Santa Teresa è una copia di Ciudad Juárez,citta messicana conosciuta per gli omicidi e le violenze sessuali di più di 300 donne nell'ultima decade, ed occupa un posto centrale in 2666, ergendosi come il buco nero che attrae i personaggi più importanti del romanzo, e tutti quanti, in un modo o nell'altro sono divorati dal deserto messicano. Anche se Santa Teresa viene menzionata per la prima volta in "William Burns" di Chiamate telefoniche, assume una forma definitiva ne I detective selvaggi:

Quando mi sveglio siamo a santa teresa […]l'Impala gira per le vie del centro. Andiamo in un albergo l'hotel juarez […] l'unica finestra della nostra stanza da sul vicolo. All'estremità del vicolo, che sbocca nella calle Juarez, si raccolgono ombre che confabulano a voce bassa, anche se di tanto in tanto qualcuno proferisce un insulto o si mette a gridare senza motivo […] All'altra estremità del vicolo si accumula la spazzatura e lì il buio è, se possibile, più grande
[I detective selvaggi p.756]

2666 estremizza la marginilatà e la sporcizia di Santa Teresa fino al punto di ergersi come un piccolo inferno e si fonda nella visione che Bolano ha di Ciudad Juarez: alla domanda su come sia l'inferno Bolano risponde: "Come Ciudad Juarez, che è la nostra maledizione e il nostro specchio, lo specchio inquieto delle nostre frustazioni e della nostra infame interpretazione della libertà e dei nostri desideri"[int. Maristainlink interno]. Nel comparare Santa Teresa con l'inferno non sto pensando allìimmagine cristiana, ovvero all'abisso di perfetto dolore dove saranno gettati i condannati del giudizio finale, ma bensì allìinferno borgesiano. Per Borges, il problema principale dell'inferno è la sua condizione infinita giacche' rendere immortale il castigo significherebbe rendere immortale il male, e ciò attenterebbe contro la divinità. Borges pensa piuttosto a un luogo retto dal dolore, la paura e la disperazione, però, in nessun caso, eterno.

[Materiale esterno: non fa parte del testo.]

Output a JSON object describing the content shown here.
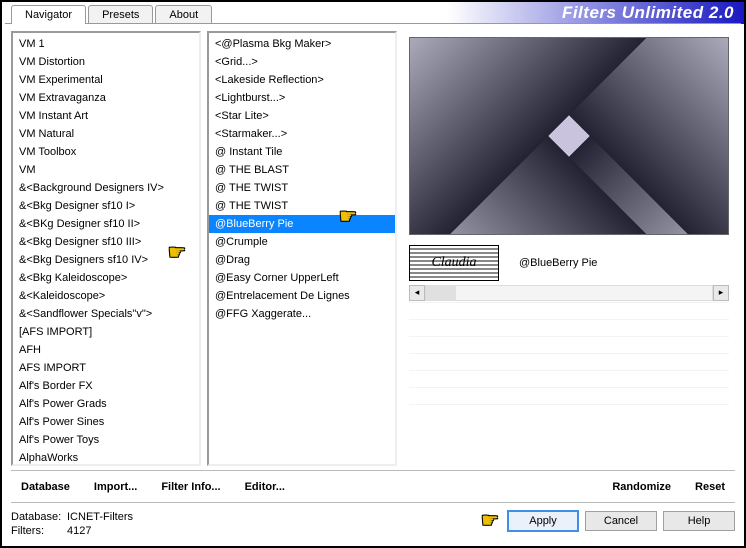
{
  "title": "Filters Unlimited 2.0",
  "tabs": [
    {
      "label": "Navigator",
      "active": true
    },
    {
      "label": "Presets",
      "active": false
    },
    {
      "label": "About",
      "active": false
    }
  ],
  "leftList": [
    "VM 1",
    "VM Distortion",
    "VM Experimental",
    "VM Extravaganza",
    "VM Instant Art",
    "VM Natural",
    "VM Toolbox",
    "VM",
    "&<Background Designers IV>",
    "&<Bkg Designer sf10 I>",
    "&<BKg Designer sf10 II>",
    "&<Bkg Designer sf10 III>",
    "&<Bkg Designers sf10 IV>",
    "&<Bkg Kaleidoscope>",
    "&<Kaleidoscope>",
    "&<Sandflower Specials\"v\">",
    "[AFS IMPORT]",
    "AFH",
    "AFS IMPORT",
    "Alf's Border FX",
    "Alf's Power Grads",
    "Alf's Power Sines",
    "Alf's Power Toys",
    "AlphaWorks"
  ],
  "leftSelectedIndex": 12,
  "midList": [
    "<@Plasma Bkg Maker>",
    "<Grid...>",
    "<Lakeside Reflection>",
    "<Lightburst...>",
    "<Star Lite>",
    "<Starmaker...>",
    "@ Instant Tile",
    "@ THE BLAST",
    "@ THE TWIST",
    "@ THE TWIST",
    "@BlueBerry Pie",
    "@Crumple",
    "@Drag",
    "@Easy Corner UpperLeft",
    "@Entrelacement De Lignes",
    "@FFG Xaggerate..."
  ],
  "midSelectedIndex": 10,
  "paramLabel": "@BlueBerry Pie",
  "watermark": "Claudia",
  "toolbar": {
    "database": "Database",
    "import": "Import...",
    "filterinfo": "Filter Info...",
    "editor": "Editor...",
    "randomize": "Randomize",
    "reset": "Reset"
  },
  "status": {
    "db_lbl": "Database:",
    "db_val": "ICNET-Filters",
    "fl_lbl": "Filters:",
    "fl_val": "4127"
  },
  "buttons": {
    "apply": "Apply",
    "cancel": "Cancel",
    "help": "Help"
  }
}
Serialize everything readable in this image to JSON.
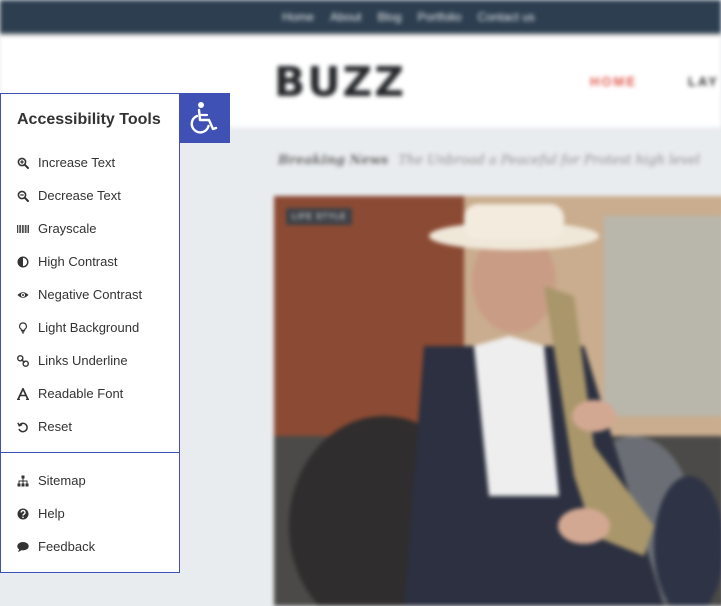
{
  "site": {
    "top_nav": [
      "Home",
      "About",
      "Blog",
      "Portfolio",
      "Contact us"
    ],
    "logo": "BUZZ",
    "main_nav_active": "HOME",
    "main_nav_next": "LAY",
    "breaking_label": "Breaking News",
    "breaking_headline": "The Unbroad a Peaceful for Protest high level",
    "category_badge": "LIFE STYLE"
  },
  "a11y": {
    "toggle_icon": "wheelchair-icon",
    "title": "Accessibility Tools",
    "tools": [
      {
        "label": "Increase Text",
        "icon": "zoom-in-icon"
      },
      {
        "label": "Decrease Text",
        "icon": "zoom-out-icon"
      },
      {
        "label": "Grayscale",
        "icon": "barcode-icon"
      },
      {
        "label": "High Contrast",
        "icon": "half-circle-icon"
      },
      {
        "label": "Negative Contrast",
        "icon": "eye-icon"
      },
      {
        "label": "Light Background",
        "icon": "lightbulb-icon"
      },
      {
        "label": "Links Underline",
        "icon": "link-icon"
      },
      {
        "label": "Readable Font",
        "icon": "font-icon"
      },
      {
        "label": "Reset",
        "icon": "reset-icon"
      }
    ],
    "extras": [
      {
        "label": "Sitemap",
        "icon": "sitemap-icon"
      },
      {
        "label": "Help",
        "icon": "help-icon"
      },
      {
        "label": "Feedback",
        "icon": "comment-icon"
      }
    ],
    "accent_color": "#3f51b5"
  }
}
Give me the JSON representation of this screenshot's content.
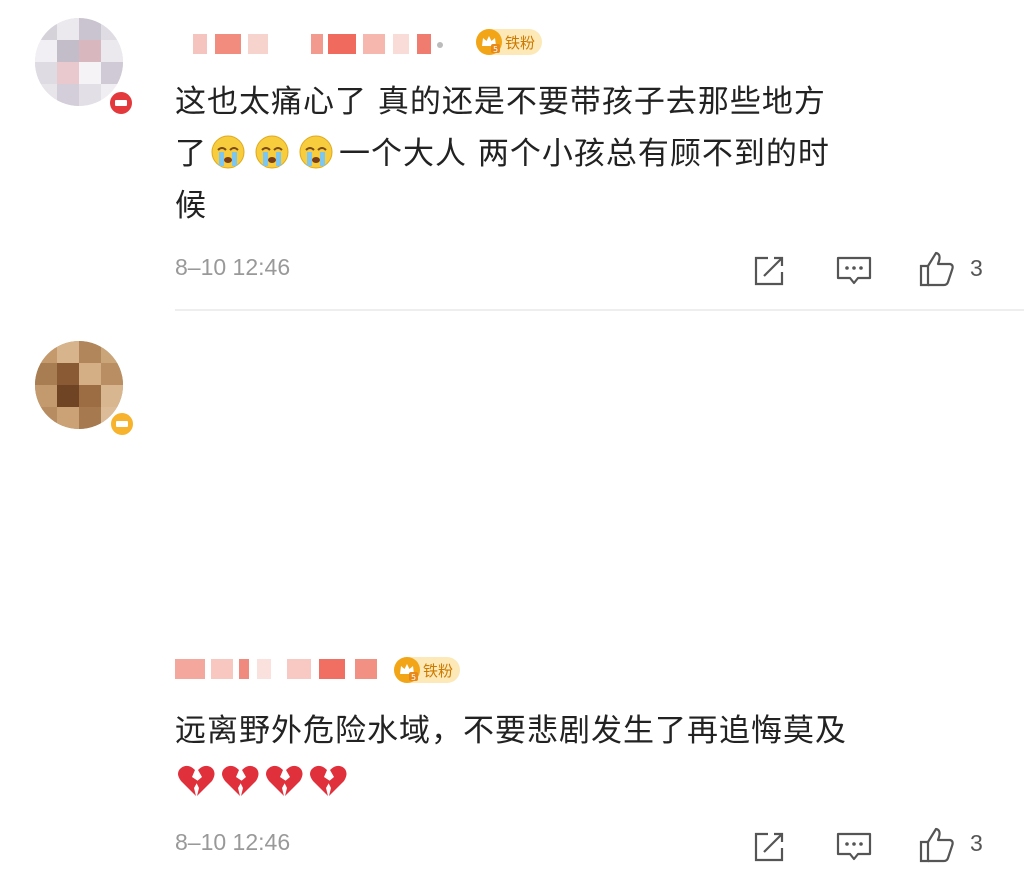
{
  "comments": [
    {
      "badge": "铁粉",
      "text_line1": "这也太痛心了  真的还是不要带孩子去那些地方",
      "text_line2a": "了",
      "text_line2b": "一个大人 两个小孩总有顾不到的时",
      "text_line3": "候",
      "emoji": [
        "crying-emoji",
        "crying-emoji",
        "crying-emoji"
      ],
      "time": "8–10 12:46",
      "likes": "3"
    },
    {
      "badge": "铁粉",
      "text_line1": "远离野外危险水域，不要悲剧发生了再追悔莫及",
      "emoji": [
        "broken-heart-emoji",
        "broken-heart-emoji",
        "broken-heart-emoji",
        "broken-heart-emoji"
      ],
      "time": "8–10 12:46",
      "likes": "3"
    }
  ],
  "colors": {
    "badge_bg": "#fde9b8",
    "badge_text": "#cc7a00",
    "timestamp": "#999999",
    "divider": "#eeeeee"
  }
}
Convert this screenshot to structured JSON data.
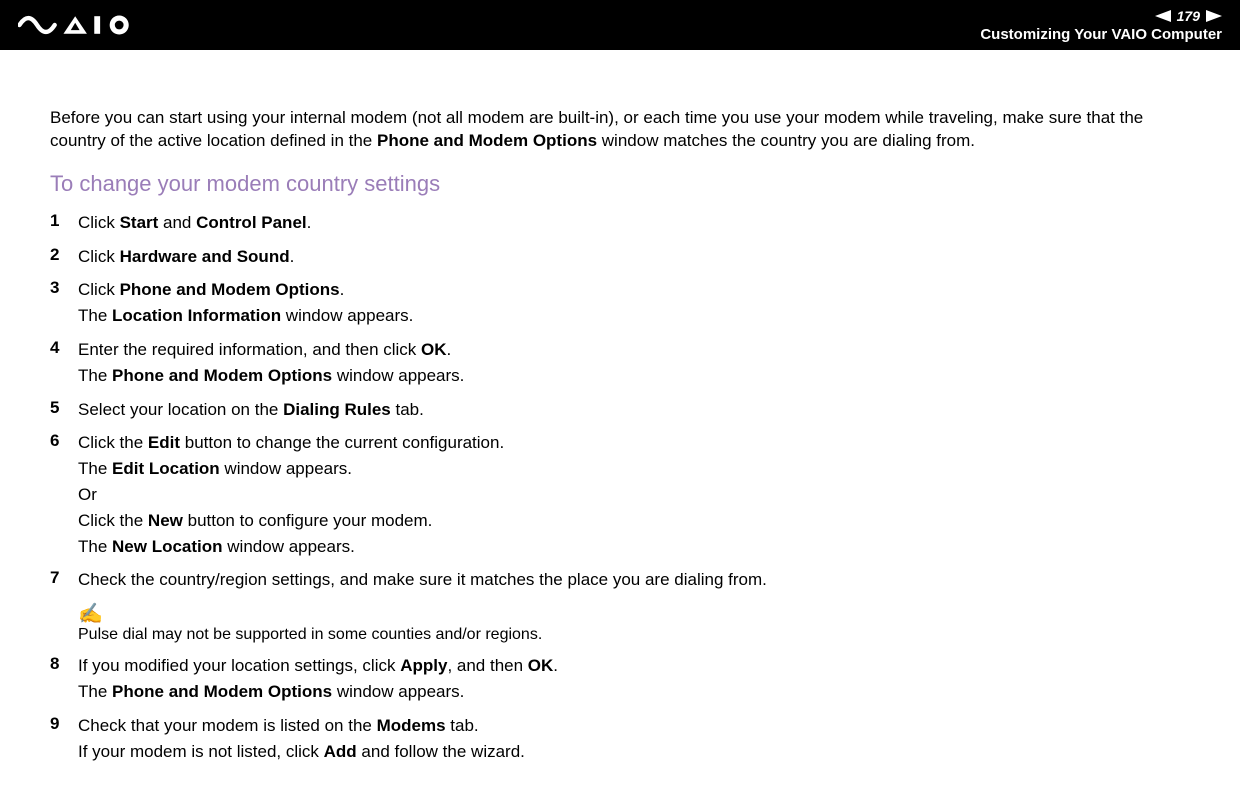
{
  "header": {
    "page_number": "179",
    "subtitle": "Customizing Your VAIO Computer"
  },
  "intro": {
    "part1": "Before you can start using your internal modem (not all modem are built-in), or each time you use your modem while traveling, make sure that the country of the active location defined in the ",
    "bold1": "Phone and Modem Options",
    "part2": " window matches the country you are dialing from."
  },
  "section_heading": "To change your modem country settings",
  "steps": {
    "s1": {
      "num": "1",
      "t1": "Click ",
      "b1": "Start",
      "t2": " and ",
      "b2": "Control Panel",
      "t3": "."
    },
    "s2": {
      "num": "2",
      "t1": "Click ",
      "b1": "Hardware and Sound",
      "t2": "."
    },
    "s3": {
      "num": "3",
      "t1": "Click ",
      "b1": "Phone and Modem Options",
      "t2": ".",
      "l2a": "The ",
      "l2b": "Location Information",
      "l2c": " window appears."
    },
    "s4": {
      "num": "4",
      "t1": "Enter the required information, and then click ",
      "b1": "OK",
      "t2": ".",
      "l2a": "The ",
      "l2b": "Phone and Modem Options",
      "l2c": " window appears."
    },
    "s5": {
      "num": "5",
      "t1": "Select your location on the ",
      "b1": "Dialing Rules",
      "t2": " tab."
    },
    "s6": {
      "num": "6",
      "t1": "Click the ",
      "b1": "Edit",
      "t2": " button to change the current configuration.",
      "l2a": "The ",
      "l2b": "Edit Location",
      "l2c": " window appears.",
      "l3": "Or",
      "l4a": "Click the ",
      "l4b": "New",
      "l4c": " button to configure your modem.",
      "l5a": "The ",
      "l5b": "New Location",
      "l5c": " window appears."
    },
    "s7": {
      "num": "7",
      "t1": "Check the country/region settings, and make sure it matches the place you are dialing from."
    },
    "note": {
      "icon": "✍",
      "text": "Pulse dial may not be supported in some counties and/or regions."
    },
    "s8": {
      "num": "8",
      "t1": "If you modified your location settings, click ",
      "b1": "Apply",
      "t2": ", and then ",
      "b2": "OK",
      "t3": ".",
      "l2a": "The ",
      "l2b": "Phone and Modem Options",
      "l2c": " window appears."
    },
    "s9": {
      "num": "9",
      "t1": "Check that your modem is listed on the ",
      "b1": "Modems",
      "t2": " tab.",
      "l2a": "If your modem is not listed, click ",
      "l2b": "Add",
      "l2c": " and follow the wizard."
    }
  }
}
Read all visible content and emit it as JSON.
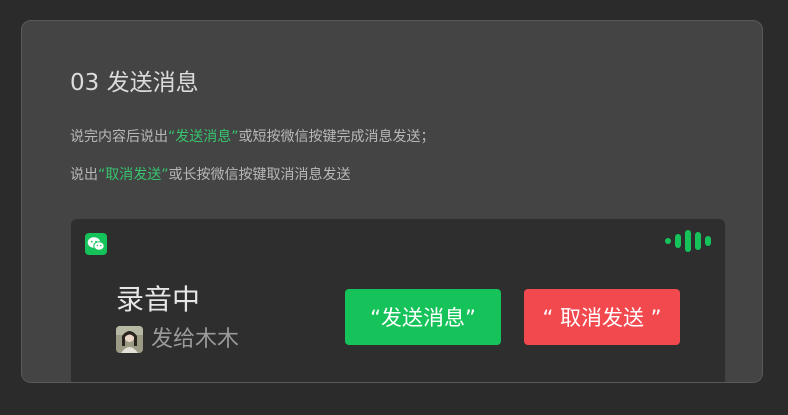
{
  "section": {
    "title": "03 发送消息",
    "line1": {
      "before": "说完内容后说出",
      "highlight": "“发送消息”",
      "after": "或短按微信按键完成消息发送；"
    },
    "line2": {
      "before": "说出",
      "highlight": "“取消发送”",
      "after": "或长按微信按键取消消息发送"
    }
  },
  "panel": {
    "app_icon": "wechat-icon",
    "signal_icon": "voice-level-icon",
    "status": "录音中",
    "recipient_prefix": "发给",
    "recipient_name": "木木",
    "send_button": "“发送消息”",
    "cancel_button": "“ 取消发送 ”"
  },
  "colors": {
    "accent_green": "#16c35a",
    "highlight_green": "#36c46e",
    "cancel_red": "#f2494f",
    "card_bg": "#444444",
    "panel_bg": "#2e2e2e"
  }
}
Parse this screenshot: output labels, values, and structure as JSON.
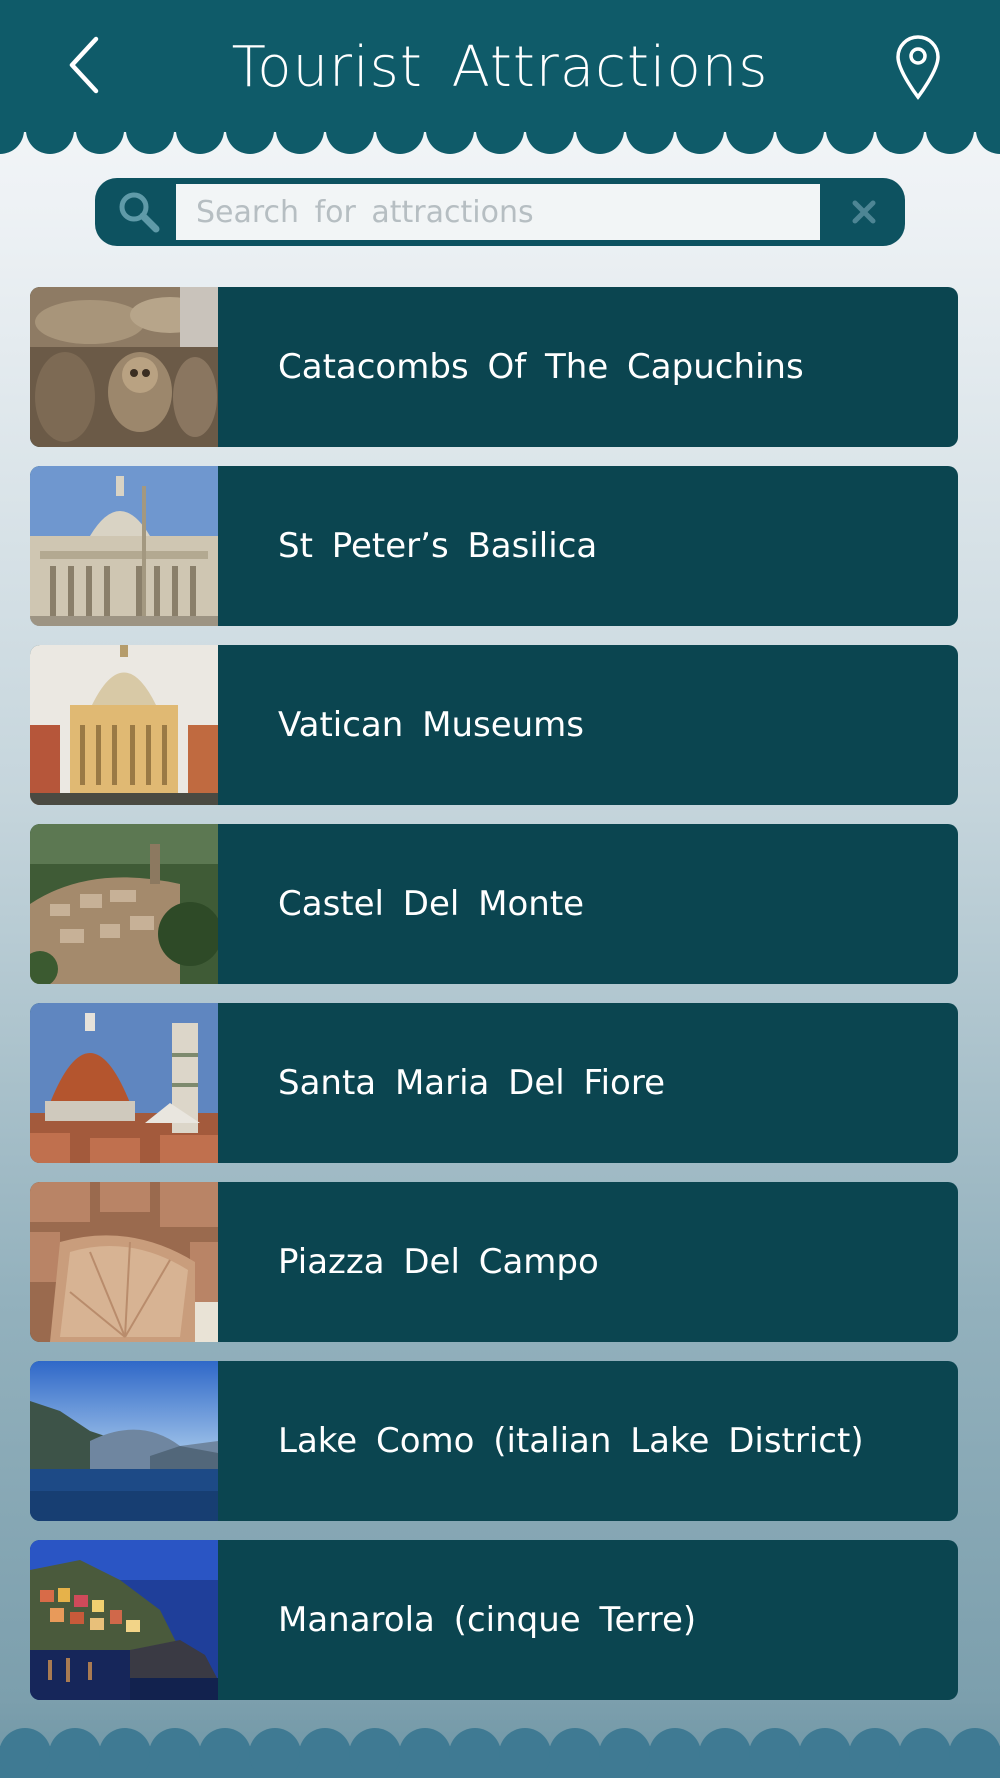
{
  "header": {
    "title": "Tourist Attractions",
    "back_icon": "chevron-left-icon",
    "map_icon": "map-pin-icon",
    "color": "#0f5b69"
  },
  "search": {
    "placeholder": "Search for attractions",
    "value": "",
    "search_icon": "search-icon",
    "clear_icon": "close-icon"
  },
  "attractions": [
    {
      "name": "Catacombs Of The Capuchins"
    },
    {
      "name": "St Peter’s Basilica"
    },
    {
      "name": "Vatican Museums"
    },
    {
      "name": "Castel Del Monte"
    },
    {
      "name": "Santa Maria Del Fiore"
    },
    {
      "name": "Piazza Del Campo"
    },
    {
      "name": "Lake Como (italian Lake District)"
    },
    {
      "name": "Manarola (cinque Terre)"
    }
  ],
  "colors": {
    "row_bg": "#0b4550",
    "footer": "#3f7a93"
  }
}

Soñé que salía de otro [...] y que me despertaba en una pieza irreconocible. Clareaba: una detenida luz general definía el pie de la cama de fierro, la silla eléctrica, la puerta y la ventana cerradas, la mesa en blanco. Pensé con miedo ¿dónde estoy? Y comprendí que no lo sabía. Pensé ¿quién soy? Y no me pude reconocer. El miedo creció en mí. Pensé: Esta vigilia desconsolada ya es el Infierno, esta vigilia sin destino será mi eternidad. Entonces desperté de verás: temblando. (Borges 102-103).

Santa Teresa è il patibolo dove centinaia di donne sono trascinate in una veglia mortale. Il male è il segno tragico che attraversa 2666. L'orrore che campeggia a Santa Teresa ha molto in comune con la fernesia sadica delle opere del amrchese de sade. de Sade. Georges Bataille sostiene che il sadismo è il male, " se si uccide per un vantaggio materiale, non siamo di fronte al vero male; il male puro c'è quando l'assassino, oltre al vantaggio materiale, gode per aver ucciso" [Bataille]. Allo stesso modo stabilisce che la frenesia sadica non fa altro che "enumerare fino allo sfinimento, le possibilità di distruggere gli esseri umani, di distruggerli e godere al pensiero della loro morte e della loro sofferenza" [Bataille]. Per Sade il male ha a che vedere, in definitiva, con la capaicta di godere della devastazione dell'essere umano: " Quale azione è più voluttuosa che quella di distruggere? Non conosco niente che accarezzi così deliziosamente; non c'e' estasi pari a quella che si gode abbandonandosi a questa divina infamia [citato da Bataille]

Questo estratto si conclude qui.